The initial breach into Heartland was confined to the company’s corporate network, which was separate from its card-processing network. But by May 2008, the hackers had jumped to the processing network. Heartland discovered the hackers on its network only in January 2009 after being told by credit card companies that it might have been breached.

According to prosecutors, the breach of Heartland and Hannaford resulted in a data theft on 130 million credit and debit cards. The company claimed losses of $130 million.

Although Gonzalez pleaded guilty to the charges, his attorney said in a sentencing memo that he played only a peripheral role in this case, as opposed to the ringleader role he played in the TJX hack.

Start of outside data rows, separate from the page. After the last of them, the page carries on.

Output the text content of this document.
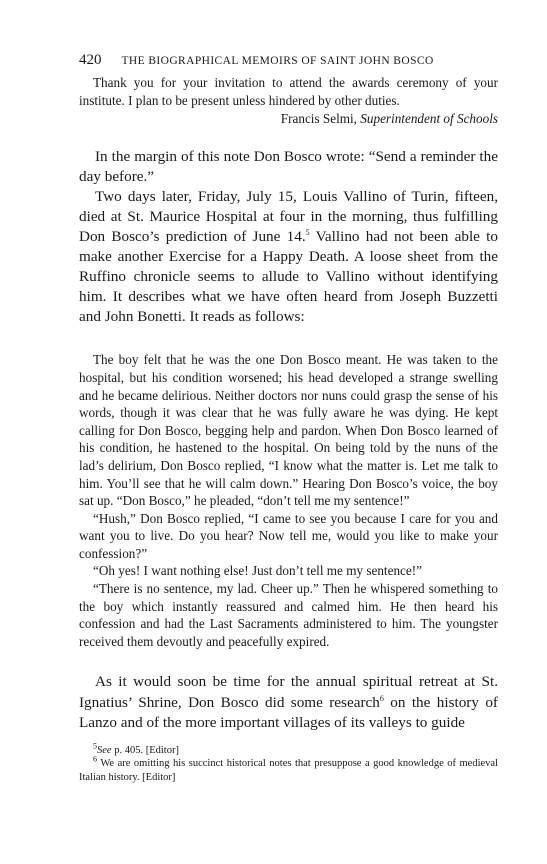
420 THE BIOGRAPHICAL MEMOIRS OF SAINT JOHN BOSCO

Thank you for your invitation to attend the awards ceremony of your institute. I plan to be present unless hindered by other duties.

Francis Selmi, Superintendent of Schools

In the margin of this note Don Bosco wrote: “Send a reminder the day before.”

Two days later, Friday, July 15, Louis Vallino of Turin, fifteen, died at St. Maurice Hospital at four in the morning, thus fulfilling Don Bosco’s prediction of June 14.$^5$ Vallino had not been able to make another Exercise for a Happy Death. A loose sheet from the Ruffino chronicle seems to allude to Vallino without identifying him. It describes what we have often heard from Joseph Buzzetti and John Bonetti. It reads as follows:

The boy felt that he was the one Don Bosco meant. He was taken to the hospital, but his condition worsened; his head developed a strange swelling and he became delirious. Neither doctors nor nuns could grasp the sense of his words, though it was clear that he was fully aware he was dying. He kept calling for Don Bosco, begging help and pardon. When Don Bosco learned of his condition, he hastened to the hospital. On being told by the nuns of the lad’s delirium, Don Bosco replied, “I know what the matter is. Let me talk to him. You’ll see that he will calm down.” Hearing Don Bosco’s voice, the boy sat up. “Don Bosco,” he pleaded, “don’t tell me my sentence!”

“Hush,” Don Bosco replied, “I came to see you because I care for you and want you to live. Do you hear? Now tell me, would you like to make your confession?”

“Oh yes! I want nothing else! Just don’t tell me my sentence!”

“There is no sentence, my lad. Cheer up.” Then he whispered something to the boy which instantly reassured and calmed him. He then heard his confession and had the Last Sacraments administered to him. The youngster received them devoutly and peacefully expired.

As it would soon be time for the annual spiritual retreat at St. Ignatius’ Shrine, Don Bosco did some research$^6$ on the history of Lanzo and of the more important villages of its valleys to guide

$^5$See p. 405. [Editor]

$^6$ We are omitting his succinct historical notes that presuppose a good knowledge of medieval Italian history. [Editor]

According to the memo, the intrusions and data theft in this case were conducted by “Grigg” and “Annex,” and Gonzalez learned of the breach only after the fact. He also did not participate in the sale of the stolen card data “nor did he profit from any of the intrusions at issue in this case.”

His only role was to provide the hackers “with certain services he controlled” and to ask another hacker to modify malware that one of the East European hackers might have designed.

He had only “minor and insignificant” involvement in the 7-Eleven intrusion as well. For this reason, he should receive the minimum sentence, his attorney argued.

Gonzalez’s crimes were committed mostly between 2005 and 2008 while he was drawing a $75,000 salary working for the U.S. Secret Service as a paid undercover informant.

“It would take an enormous number of robberies to capture the amount of money” stolen by Gonzalez and his crew, Woodlock told the hacker. “This is real time. And it’s meant to deliver a message to others.”